Fitzek: Corona-Pandemie war Real-Life-Thriller

VonC. Peters

26. September 2023

Berlin (KNA)Sein letztes Buch ist im Frühjahr erschienen, das nächste ist für Oktober angekündigt. Bestseller-Autor Sebastian Fitzek fasziniert seine Leserinnen und Leser mit Spannung, manchen sind seine Romane jedoch allzu blutig. Im Interview der Katholischen Nachrichten-Agentur (KNA) spricht er über die Corona-Zeit und die Rolle von Literatur in Krisenzeiten.

Herr Fitzek, True-Crime-Formate boomen, ebenso Fernsehkrimis und Ihre Thriller. Woher kommt diese Faszination?

Es ist nicht die Faszination am Blut oder am Horror. Jeder gute Thriller beschäftigt sich zu maximal zehn Prozent mit dem Tod – und zu neunzig Prozent mit dem Leben.

Die Realität ist leider schlimmer als das, was wir schreiben. Beispielsweise war die Corona-Pandemie ein Real-Life-Thriller – eine Bedrohung, die von heute auf morgen alle Menschen betraf, die nicht darauf trainiert waren, mit einem solchen Virus umzugehen. Corona hat uns mit unserer Sterblichkeit konfrontiert. Die Menschen haben sich plötzlich angesichts der Gefahr gefragt: Was will ich in diesem Leben erreichen, was ist wirklich wichtig, wie will ich meine endliche Zeit auf Erden nutzen?

Die Sinnfrage …

… die man sich in der modernen Welt lange nicht mehr stellen musste. In einer Welt, in der alles selbstverständlich ist: dass das Wasser aus dem Wasserhahn kommt, dass ich Freunde treffen, verreisen und Konzerte besuchen kann. Der Wegfall dieser Selbstverständlichkeit – das ist das Thriller-Moment. Und deshalb wiederum lesen wir Thriller: Auch sie führen uns zu der Frage, wofür es sich lohnt, sich gegen mögliche Gefahren zu verteidigen. Das sind essenzielle Fragen, die jeden beschäftigen.

Viele Autoren nutzen religiöse Motive in Krimis, etwa die sieben Todsünden. Auch für Sie eine Inspirationsquelle?

Ich bin da sehr vorsichtig; das ist für viele Menschen ein sensibles Thema, und mir liegt nichts ferner, als Klischees zu bedienen. Die Gefahr liegt nahe, in einem Psycho-Thriller zum Beispiel psychisch erkrankte Menschen als gefährliche Monster darzustellen – oder eben gläubige Menschen zu diffamieren. Allerdings ist die Frage nach dem Sinn natürlich auch eine Glaubensfrage. Daher könnte es sein, dass das Thema in meinem nächsten Buch eine größere Rolle spielen wird.

Ihre Romane sind spannend und mitunter humorvoll wie zuletzt „Elternabend“. Ist es auch Aufgabe von Literatur, komplexe Themen ins Bewusstsein zu bringen?

Ich tue mich schwer mit der Aussage, dass Literatur eine Aufgabe hätte. Ich freue mich, wenn Bücher Fragen aufwerfen. Umgekehrt ist das Schreiben für mich eine Form der Selbstreflexion – was mir oft eher im Nachhinein klar wird. Bei „Elternabend“ geht es beispielsweise auch darum, welche Maske wir alle im Alltag tragen, wie wir uns bemühen, uns von der besten Seite zu präsentieren. Es war kein bewusster Entschluss, das zum Thema zu machen, sondern es hat sich so entwickelt. Insofern lerne ich beim Schreiben auch immer etwas über mich selbst, aber in erster Linie schreibe ich Unterhaltungsromane.

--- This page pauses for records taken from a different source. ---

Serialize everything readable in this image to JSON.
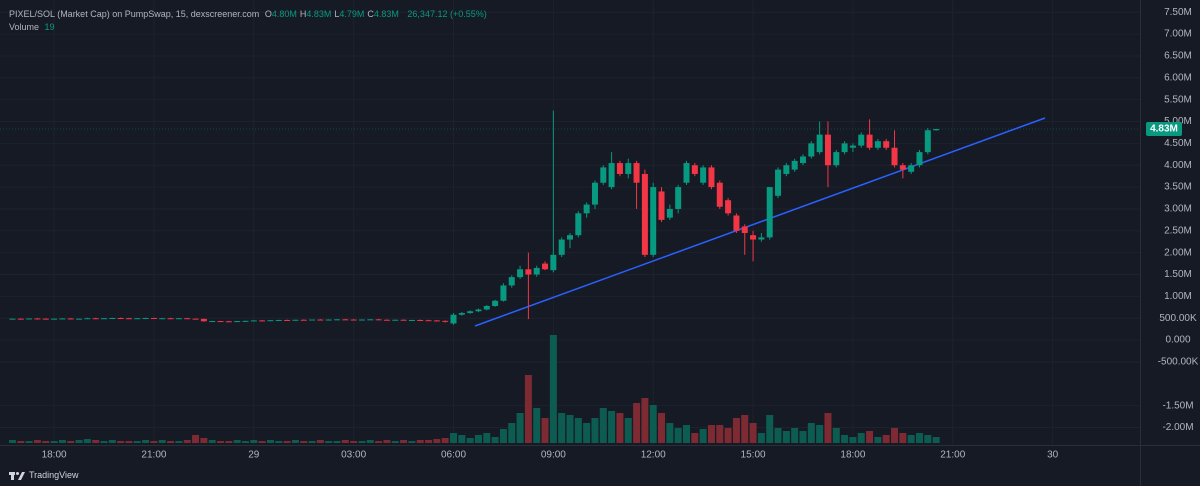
{
  "chart_data": {
    "type": "candlestick",
    "title": "PIXEL/SOL (Market Cap) on PumpSwap, 15, dexscreener.com",
    "ohlc_legend": [
      {
        "label": "O",
        "value": "4.80M"
      },
      {
        "label": "H",
        "value": "4.83M"
      },
      {
        "label": "L",
        "value": "4.79M"
      },
      {
        "label": "C",
        "value": "4.83M"
      }
    ],
    "change": "26,347.12 (+0.55%)",
    "volume_legend": {
      "label": "Volume",
      "value": "19"
    },
    "brand": "TradingView",
    "up_color": "#089981",
    "down_color": "#f23645",
    "volume_up_color": "#0d5c52",
    "volume_down_color": "#7d2a33",
    "xlim": [
      16.375,
      50.625
    ],
    "xticks": [
      {
        "value": 18,
        "label": "18:00"
      },
      {
        "value": 21,
        "label": "21:00"
      },
      {
        "value": 24,
        "label": "29"
      },
      {
        "value": 27,
        "label": "03:00"
      },
      {
        "value": 30,
        "label": "06:00"
      },
      {
        "value": 33,
        "label": "09:00"
      },
      {
        "value": 36,
        "label": "12:00"
      },
      {
        "value": 39,
        "label": "15:00"
      },
      {
        "value": 42,
        "label": "18:00"
      },
      {
        "value": 45,
        "label": "21:00"
      },
      {
        "value": 48,
        "label": "30"
      }
    ],
    "ylim": [
      -2400000,
      7780000
    ],
    "yticks": [
      {
        "value": 7500000,
        "label": "7.50M"
      },
      {
        "value": 7000000,
        "label": "7.00M"
      },
      {
        "value": 6500000,
        "label": "6.50M"
      },
      {
        "value": 6000000,
        "label": "6.00M"
      },
      {
        "value": 5500000,
        "label": "5.50M"
      },
      {
        "value": 5000000,
        "label": "5.00M"
      },
      {
        "value": 4500000,
        "label": "4.50M"
      },
      {
        "value": 4000000,
        "label": "4.00M"
      },
      {
        "value": 3500000,
        "label": "3.50M"
      },
      {
        "value": 3000000,
        "label": "3.00M"
      },
      {
        "value": 2500000,
        "label": "2.50M"
      },
      {
        "value": 2000000,
        "label": "2.00M"
      },
      {
        "value": 1500000,
        "label": "1.50M"
      },
      {
        "value": 1000000,
        "label": "1.00M"
      },
      {
        "value": 500000,
        "label": "500.00K"
      },
      {
        "value": 0,
        "label": "0.000"
      },
      {
        "value": -500000,
        "label": "-500.00K"
      },
      {
        "value": -1500000,
        "label": "-1.50M"
      },
      {
        "value": -2000000,
        "label": "-2.00M"
      }
    ],
    "last_price": {
      "value": 4830000,
      "label": "4.83M"
    },
    "candles": [
      {
        "x": 16.75,
        "o": 480000,
        "h": 495000,
        "l": 470000,
        "c": 490000,
        "v": 3
      },
      {
        "x": 17,
        "o": 490000,
        "h": 500000,
        "l": 480000,
        "c": 485000,
        "v": 2
      },
      {
        "x": 17.25,
        "o": 485000,
        "h": 495000,
        "l": 475000,
        "c": 495000,
        "v": 2
      },
      {
        "x": 17.5,
        "o": 495000,
        "h": 505000,
        "l": 485000,
        "c": 490000,
        "v": 3
      },
      {
        "x": 17.75,
        "o": 490000,
        "h": 500000,
        "l": 480000,
        "c": 480000,
        "v": 2
      },
      {
        "x": 18,
        "o": 480000,
        "h": 495000,
        "l": 470000,
        "c": 490000,
        "v": 2
      },
      {
        "x": 18.25,
        "o": 490000,
        "h": 500000,
        "l": 485000,
        "c": 495000,
        "v": 3
      },
      {
        "x": 18.5,
        "o": 495000,
        "h": 505000,
        "l": 485000,
        "c": 485000,
        "v": 2
      },
      {
        "x": 18.75,
        "o": 485000,
        "h": 495000,
        "l": 480000,
        "c": 490000,
        "v": 3
      },
      {
        "x": 19,
        "o": 490000,
        "h": 510000,
        "l": 485000,
        "c": 500000,
        "v": 4
      },
      {
        "x": 19.25,
        "o": 500000,
        "h": 510000,
        "l": 490000,
        "c": 495000,
        "v": 3
      },
      {
        "x": 19.5,
        "o": 495000,
        "h": 505000,
        "l": 485000,
        "c": 500000,
        "v": 2
      },
      {
        "x": 19.75,
        "o": 500000,
        "h": 510000,
        "l": 490000,
        "c": 505000,
        "v": 3
      },
      {
        "x": 20,
        "o": 505000,
        "h": 515000,
        "l": 495000,
        "c": 500000,
        "v": 2
      },
      {
        "x": 20.25,
        "o": 500000,
        "h": 510000,
        "l": 490000,
        "c": 495000,
        "v": 2
      },
      {
        "x": 20.5,
        "o": 495000,
        "h": 505000,
        "l": 485000,
        "c": 500000,
        "v": 2
      },
      {
        "x": 20.75,
        "o": 500000,
        "h": 510000,
        "l": 490000,
        "c": 505000,
        "v": 3
      },
      {
        "x": 21,
        "o": 505000,
        "h": 510000,
        "l": 495000,
        "c": 495000,
        "v": 2
      },
      {
        "x": 21.25,
        "o": 495000,
        "h": 505000,
        "l": 485000,
        "c": 500000,
        "v": 3
      },
      {
        "x": 21.5,
        "o": 500000,
        "h": 510000,
        "l": 490000,
        "c": 495000,
        "v": 2
      },
      {
        "x": 21.75,
        "o": 495000,
        "h": 505000,
        "l": 485000,
        "c": 500000,
        "v": 2
      },
      {
        "x": 22,
        "o": 500000,
        "h": 510000,
        "l": 490000,
        "c": 490000,
        "v": 3
      },
      {
        "x": 22.25,
        "o": 490000,
        "h": 495000,
        "l": 480000,
        "c": 485000,
        "v": 8
      },
      {
        "x": 22.5,
        "o": 485000,
        "h": 490000,
        "l": 420000,
        "c": 430000,
        "v": 5
      },
      {
        "x": 22.75,
        "o": 430000,
        "h": 440000,
        "l": 420000,
        "c": 435000,
        "v": 3
      },
      {
        "x": 23,
        "o": 435000,
        "h": 440000,
        "l": 425000,
        "c": 430000,
        "v": 2
      },
      {
        "x": 23.25,
        "o": 430000,
        "h": 440000,
        "l": 420000,
        "c": 425000,
        "v": 2
      },
      {
        "x": 23.5,
        "o": 425000,
        "h": 440000,
        "l": 420000,
        "c": 435000,
        "v": 3
      },
      {
        "x": 23.75,
        "o": 435000,
        "h": 445000,
        "l": 425000,
        "c": 440000,
        "v": 2
      },
      {
        "x": 24,
        "o": 440000,
        "h": 455000,
        "l": 430000,
        "c": 450000,
        "v": 3
      },
      {
        "x": 24.25,
        "o": 450000,
        "h": 460000,
        "l": 440000,
        "c": 445000,
        "v": 2
      },
      {
        "x": 24.5,
        "o": 445000,
        "h": 455000,
        "l": 435000,
        "c": 455000,
        "v": 3
      },
      {
        "x": 24.75,
        "o": 455000,
        "h": 465000,
        "l": 445000,
        "c": 460000,
        "v": 2
      },
      {
        "x": 25,
        "o": 460000,
        "h": 470000,
        "l": 450000,
        "c": 455000,
        "v": 2
      },
      {
        "x": 25.25,
        "o": 455000,
        "h": 465000,
        "l": 445000,
        "c": 465000,
        "v": 3
      },
      {
        "x": 25.5,
        "o": 465000,
        "h": 475000,
        "l": 455000,
        "c": 460000,
        "v": 2
      },
      {
        "x": 25.75,
        "o": 460000,
        "h": 470000,
        "l": 450000,
        "c": 470000,
        "v": 2
      },
      {
        "x": 26,
        "o": 470000,
        "h": 480000,
        "l": 460000,
        "c": 465000,
        "v": 3
      },
      {
        "x": 26.25,
        "o": 465000,
        "h": 475000,
        "l": 455000,
        "c": 470000,
        "v": 2
      },
      {
        "x": 26.5,
        "o": 470000,
        "h": 480000,
        "l": 460000,
        "c": 475000,
        "v": 2
      },
      {
        "x": 26.75,
        "o": 475000,
        "h": 485000,
        "l": 465000,
        "c": 470000,
        "v": 3
      },
      {
        "x": 27,
        "o": 470000,
        "h": 480000,
        "l": 460000,
        "c": 465000,
        "v": 2
      },
      {
        "x": 27.25,
        "o": 465000,
        "h": 475000,
        "l": 455000,
        "c": 470000,
        "v": 2
      },
      {
        "x": 27.5,
        "o": 470000,
        "h": 480000,
        "l": 460000,
        "c": 475000,
        "v": 3
      },
      {
        "x": 27.75,
        "o": 475000,
        "h": 485000,
        "l": 465000,
        "c": 465000,
        "v": 2
      },
      {
        "x": 28,
        "o": 465000,
        "h": 475000,
        "l": 455000,
        "c": 460000,
        "v": 3
      },
      {
        "x": 28.25,
        "o": 460000,
        "h": 470000,
        "l": 450000,
        "c": 465000,
        "v": 2
      },
      {
        "x": 28.5,
        "o": 465000,
        "h": 475000,
        "l": 455000,
        "c": 455000,
        "v": 3
      },
      {
        "x": 28.75,
        "o": 455000,
        "h": 465000,
        "l": 445000,
        "c": 460000,
        "v": 2
      },
      {
        "x": 29,
        "o": 460000,
        "h": 470000,
        "l": 450000,
        "c": 455000,
        "v": 3
      },
      {
        "x": 29.25,
        "o": 455000,
        "h": 465000,
        "l": 440000,
        "c": 450000,
        "v": 3
      },
      {
        "x": 29.5,
        "o": 450000,
        "h": 460000,
        "l": 430000,
        "c": 440000,
        "v": 4
      },
      {
        "x": 29.75,
        "o": 440000,
        "h": 450000,
        "l": 400000,
        "c": 420000,
        "v": 5
      },
      {
        "x": 30,
        "o": 380000,
        "h": 620000,
        "l": 350000,
        "c": 580000,
        "v": 10
      },
      {
        "x": 30.25,
        "o": 580000,
        "h": 640000,
        "l": 560000,
        "c": 620000,
        "v": 8
      },
      {
        "x": 30.5,
        "o": 620000,
        "h": 680000,
        "l": 600000,
        "c": 660000,
        "v": 5
      },
      {
        "x": 30.75,
        "o": 660000,
        "h": 720000,
        "l": 640000,
        "c": 700000,
        "v": 8
      },
      {
        "x": 31,
        "o": 700000,
        "h": 800000,
        "l": 680000,
        "c": 780000,
        "v": 10
      },
      {
        "x": 31.25,
        "o": 780000,
        "h": 920000,
        "l": 760000,
        "c": 900000,
        "v": 6
      },
      {
        "x": 31.5,
        "o": 900000,
        "h": 1300000,
        "l": 880000,
        "c": 1250000,
        "v": 14
      },
      {
        "x": 31.75,
        "o": 1250000,
        "h": 1480000,
        "l": 1200000,
        "c": 1440000,
        "v": 20
      },
      {
        "x": 32,
        "o": 1440000,
        "h": 1700000,
        "l": 1400000,
        "c": 1620000,
        "v": 30
      },
      {
        "x": 32.25,
        "o": 1620000,
        "h": 2000000,
        "l": 480000,
        "c": 1500000,
        "v": 68
      },
      {
        "x": 32.5,
        "o": 1500000,
        "h": 1700000,
        "l": 1450000,
        "c": 1650000,
        "v": 35
      },
      {
        "x": 32.75,
        "o": 1750000,
        "h": 1800000,
        "l": 1600000,
        "c": 1620000,
        "v": 25
      },
      {
        "x": 33,
        "o": 1600000,
        "h": 5250000,
        "l": 1550000,
        "c": 1950000,
        "v": 108
      },
      {
        "x": 33.25,
        "o": 1950000,
        "h": 2350000,
        "l": 1900000,
        "c": 2300000,
        "v": 30
      },
      {
        "x": 33.5,
        "o": 2300000,
        "h": 2450000,
        "l": 2100000,
        "c": 2400000,
        "v": 28
      },
      {
        "x": 33.75,
        "o": 2400000,
        "h": 2950000,
        "l": 2350000,
        "c": 2900000,
        "v": 25
      },
      {
        "x": 34,
        "o": 2900000,
        "h": 3150000,
        "l": 2800000,
        "c": 3100000,
        "v": 20
      },
      {
        "x": 34.25,
        "o": 3100000,
        "h": 3650000,
        "l": 3000000,
        "c": 3600000,
        "v": 25
      },
      {
        "x": 34.5,
        "o": 3600000,
        "h": 4000000,
        "l": 3550000,
        "c": 3950000,
        "v": 35
      },
      {
        "x": 34.75,
        "o": 3500000,
        "h": 4300000,
        "l": 3450000,
        "c": 4050000,
        "v": 32
      },
      {
        "x": 35,
        "o": 4050000,
        "h": 4100000,
        "l": 3750000,
        "c": 3800000,
        "v": 30
      },
      {
        "x": 35.25,
        "o": 3800000,
        "h": 4150000,
        "l": 3700000,
        "c": 4050000,
        "v": 25
      },
      {
        "x": 35.5,
        "o": 4050000,
        "h": 4100000,
        "l": 3000000,
        "c": 3600000,
        "v": 40
      },
      {
        "x": 35.75,
        "o": 3800000,
        "h": 3900000,
        "l": 1900000,
        "c": 1950000,
        "v": 45
      },
      {
        "x": 36,
        "o": 1950000,
        "h": 3600000,
        "l": 1900000,
        "c": 3500000,
        "v": 38
      },
      {
        "x": 36.25,
        "o": 3400000,
        "h": 3500000,
        "l": 2700000,
        "c": 2750000,
        "v": 30
      },
      {
        "x": 36.5,
        "o": 2800000,
        "h": 3100000,
        "l": 2750000,
        "c": 3000000,
        "v": 20
      },
      {
        "x": 36.75,
        "o": 3000000,
        "h": 3550000,
        "l": 2900000,
        "c": 3500000,
        "v": 15
      },
      {
        "x": 37,
        "o": 3600000,
        "h": 4100000,
        "l": 3550000,
        "c": 4050000,
        "v": 18
      },
      {
        "x": 37.25,
        "o": 4000000,
        "h": 4050000,
        "l": 3750000,
        "c": 3800000,
        "v": 10
      },
      {
        "x": 37.5,
        "o": 3600000,
        "h": 4000000,
        "l": 3550000,
        "c": 3950000,
        "v": 14
      },
      {
        "x": 37.75,
        "o": 3950000,
        "h": 4000000,
        "l": 3450000,
        "c": 3500000,
        "v": 18
      },
      {
        "x": 38,
        "o": 3600000,
        "h": 3650000,
        "l": 3000000,
        "c": 3050000,
        "v": 18
      },
      {
        "x": 38.25,
        "o": 3200000,
        "h": 3250000,
        "l": 2850000,
        "c": 2900000,
        "v": 15
      },
      {
        "x": 38.5,
        "o": 2850000,
        "h": 2900000,
        "l": 2450000,
        "c": 2500000,
        "v": 25
      },
      {
        "x": 38.75,
        "o": 2600000,
        "h": 2650000,
        "l": 1950000,
        "c": 2450000,
        "v": 28
      },
      {
        "x": 39,
        "o": 2400000,
        "h": 2500000,
        "l": 1800000,
        "c": 2300000,
        "v": 20
      },
      {
        "x": 39.25,
        "o": 2300000,
        "h": 2450000,
        "l": 2250000,
        "c": 2350000,
        "v": 10
      },
      {
        "x": 39.5,
        "o": 2350000,
        "h": 3500000,
        "l": 2300000,
        "c": 3500000,
        "v": 28
      },
      {
        "x": 39.75,
        "o": 3300000,
        "h": 3950000,
        "l": 3250000,
        "c": 3900000,
        "v": 15
      },
      {
        "x": 40,
        "o": 3800000,
        "h": 4050000,
        "l": 3750000,
        "c": 4000000,
        "v": 12
      },
      {
        "x": 40.25,
        "o": 3900000,
        "h": 4150000,
        "l": 3850000,
        "c": 4100000,
        "v": 15
      },
      {
        "x": 40.5,
        "o": 4050000,
        "h": 4250000,
        "l": 4000000,
        "c": 4200000,
        "v": 12
      },
      {
        "x": 40.75,
        "o": 4200000,
        "h": 4550000,
        "l": 4150000,
        "c": 4500000,
        "v": 20
      },
      {
        "x": 41,
        "o": 4300000,
        "h": 5000000,
        "l": 4250000,
        "c": 4700000,
        "v": 18
      },
      {
        "x": 41.25,
        "o": 4700000,
        "h": 5000000,
        "l": 3500000,
        "c": 4000000,
        "v": 30
      },
      {
        "x": 41.5,
        "o": 4000000,
        "h": 4350000,
        "l": 3950000,
        "c": 4300000,
        "v": 15
      },
      {
        "x": 41.75,
        "o": 4300000,
        "h": 4550000,
        "l": 4250000,
        "c": 4500000,
        "v": 8
      },
      {
        "x": 42,
        "o": 4400000,
        "h": 4500000,
        "l": 4300000,
        "c": 4450000,
        "v": 6
      },
      {
        "x": 42.25,
        "o": 4450000,
        "h": 4750000,
        "l": 4400000,
        "c": 4700000,
        "v": 10
      },
      {
        "x": 42.5,
        "o": 4700000,
        "h": 5050000,
        "l": 4350000,
        "c": 4400000,
        "v": 12
      },
      {
        "x": 42.75,
        "o": 4400000,
        "h": 4600000,
        "l": 4350000,
        "c": 4550000,
        "v": 6
      },
      {
        "x": 43,
        "o": 4550000,
        "h": 4600000,
        "l": 4350000,
        "c": 4400000,
        "v": 8
      },
      {
        "x": 43.25,
        "o": 4400000,
        "h": 4800000,
        "l": 3950000,
        "c": 4000000,
        "v": 15
      },
      {
        "x": 43.5,
        "o": 4000000,
        "h": 4050000,
        "l": 3700000,
        "c": 3900000,
        "v": 10
      },
      {
        "x": 43.75,
        "o": 3850000,
        "h": 4050000,
        "l": 3800000,
        "c": 4000000,
        "v": 8
      },
      {
        "x": 44,
        "o": 4000000,
        "h": 4350000,
        "l": 3950000,
        "c": 4300000,
        "v": 10
      },
      {
        "x": 44.25,
        "o": 4300000,
        "h": 4850000,
        "l": 4250000,
        "c": 4800000,
        "v": 8
      },
      {
        "x": 44.5,
        "o": 4800000,
        "h": 4830000,
        "l": 4790000,
        "c": 4830000,
        "v": 6
      }
    ]
  }
}
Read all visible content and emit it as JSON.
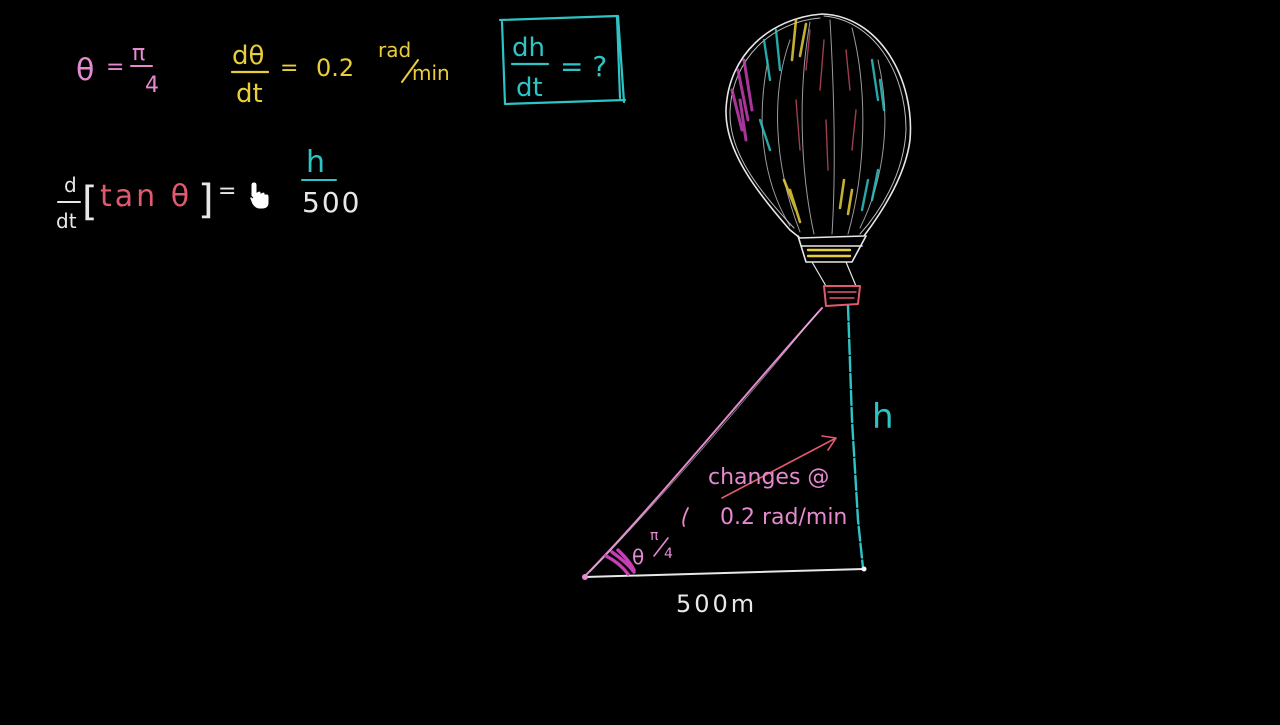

Zum Abschluss eine persönliche Frage: Können Sie noch einen Spaziergang machen oder in den Supermarkt gehen, ohne dort Anregungen für den nächsten Krimi zu suchen?

Tatsächlich bin ich in Gedanken häufig so sehr mit dem gegenwärtigen Buch beschäftigt, dass ich in meiner eigenen Welt versinke. Meine Familie und Freunde haben sich inzwischen darauf eingestellt, dass ich in Unterhaltungen dann manchmal „weg“ bin, und sie wissen, dass das nicht unhöflich gemeint ist. Aber: Wenn Sie mich im Supermarkt antreffen und ich eine Nudelsorte anstarre, denke ich wahrscheinlich eher über ein Detail meines aktuellen Romans nach als dass ich in dieser Nudelsorte das nächste Tatwerkzeug entdecke.